Of course it is affecting our relationship. She's withdrawn and angry and snippety. I'm frustrated and worried and feeling guilty that I'm thinking about how *I* feel when I'm not the one losing people. I don't know... there has to be a middle ground in a partnership around this. Where you get to grieve, but you can also be functional in a relationship. For now, I wait.

The latest death was a pretty personal death for me. The funeral was this afternoon. It was a friend from an organization I was involved with for over 10 years. I saw her every week for over a decade and went away with her twice a year. She was over thirty years older than me, but had more energy than I'd ever had. This woman ran a marathon in her early 60s. After she "retired," she backpacked through developing countries to perform 14 hours of surgeries for kids with cleft lips and palates and other "cosmetic" medical conditions (she was a nurse). She was one of those people who's energy and heart were too big for this earth. Diagnosed less than a year ago with one cancer, which turned into 3 cancers, she passed away merely 9 months later. That's the length of a pregnancy. Crazy.

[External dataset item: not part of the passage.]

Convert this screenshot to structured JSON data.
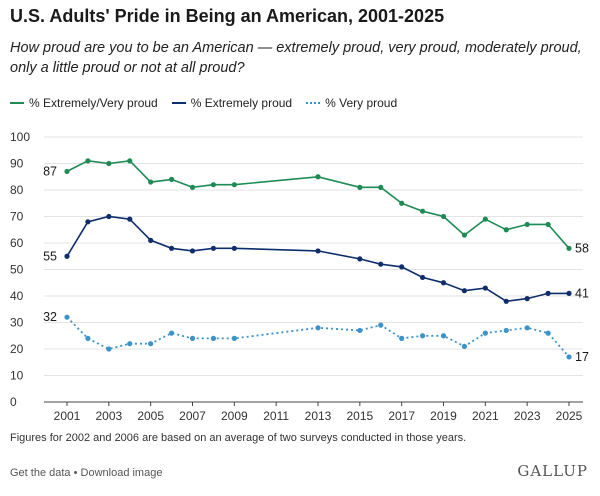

And a note on Catholic funerals. No disrespect to Catholics, honestly - I welcome all faiths - but my god! (or rather, my God with a capital "G"...) How about talking about the PERSON a little more, and not about how God called her home, how because she was baptized, she chose to die with Christ, and has a special room in God's house? She hasn't been in a conventional church in over 30 years, and instead of celebrating her spirit, we were mimicking lines the priest spoke at us. I didn't really want to hear about Pope Benedict. I wanted to hear about how my friend made the entire operating room laugh during procedures. I wanted to hear about how she stayed up all night when we went away and looked after people when they were in trouble. I didn't want to be reminded of how bad my Latin and sight reading is.

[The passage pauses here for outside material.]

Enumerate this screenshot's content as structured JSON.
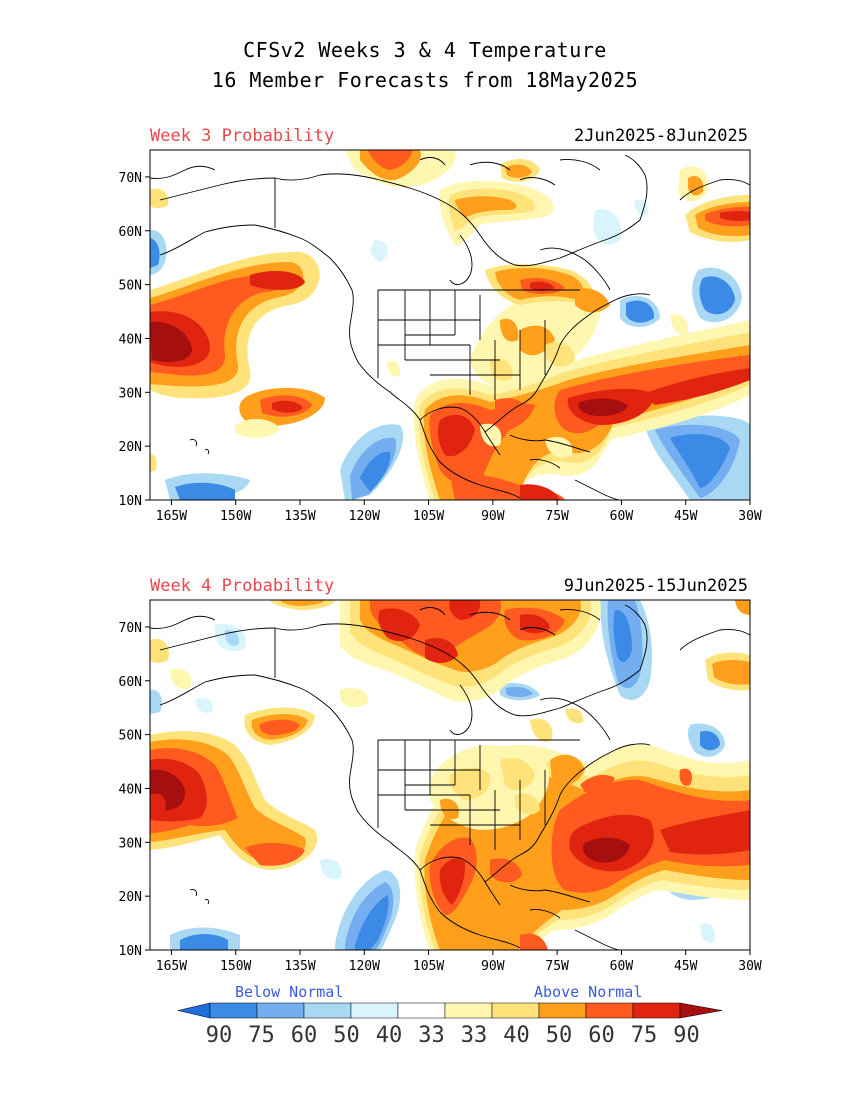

It's weird. Last week's funeral was at an Anglican church, which is the church that I was brought up in (before I got caught by the Baptists... I'll save that for another post); a lot of similarities to Catholicism. This woman was a bit different though. She was a leader in the congregation. She was active in the church's HIV/AIDS outreach program. She even recently wrote her own eulogy, knowing she was going to die, which her sister read at the altar. She chose the verses she wanted read, she picked the hymns and, a few months before she died, she actually asked D's good friend to sing Amazing Grace at her funeral, which you can imagine was a wee bit emotional. It just felt more personal. Today just felt like it was the right thing to do.

So, to you G, who we said goodbye to today - may your house in heaven be as big as your heart was, and may your pain be gone forever. This is a picture I took on vacation this year ~ a picture that reminds me that no matter what our faith, a higher power is ever-present. Today, it reminds me of you.


And to D - I will find a way to support you, to be patient yet not stagnant, to make you feel as though you are not alone. Because you aren't. I ain't going anywhere.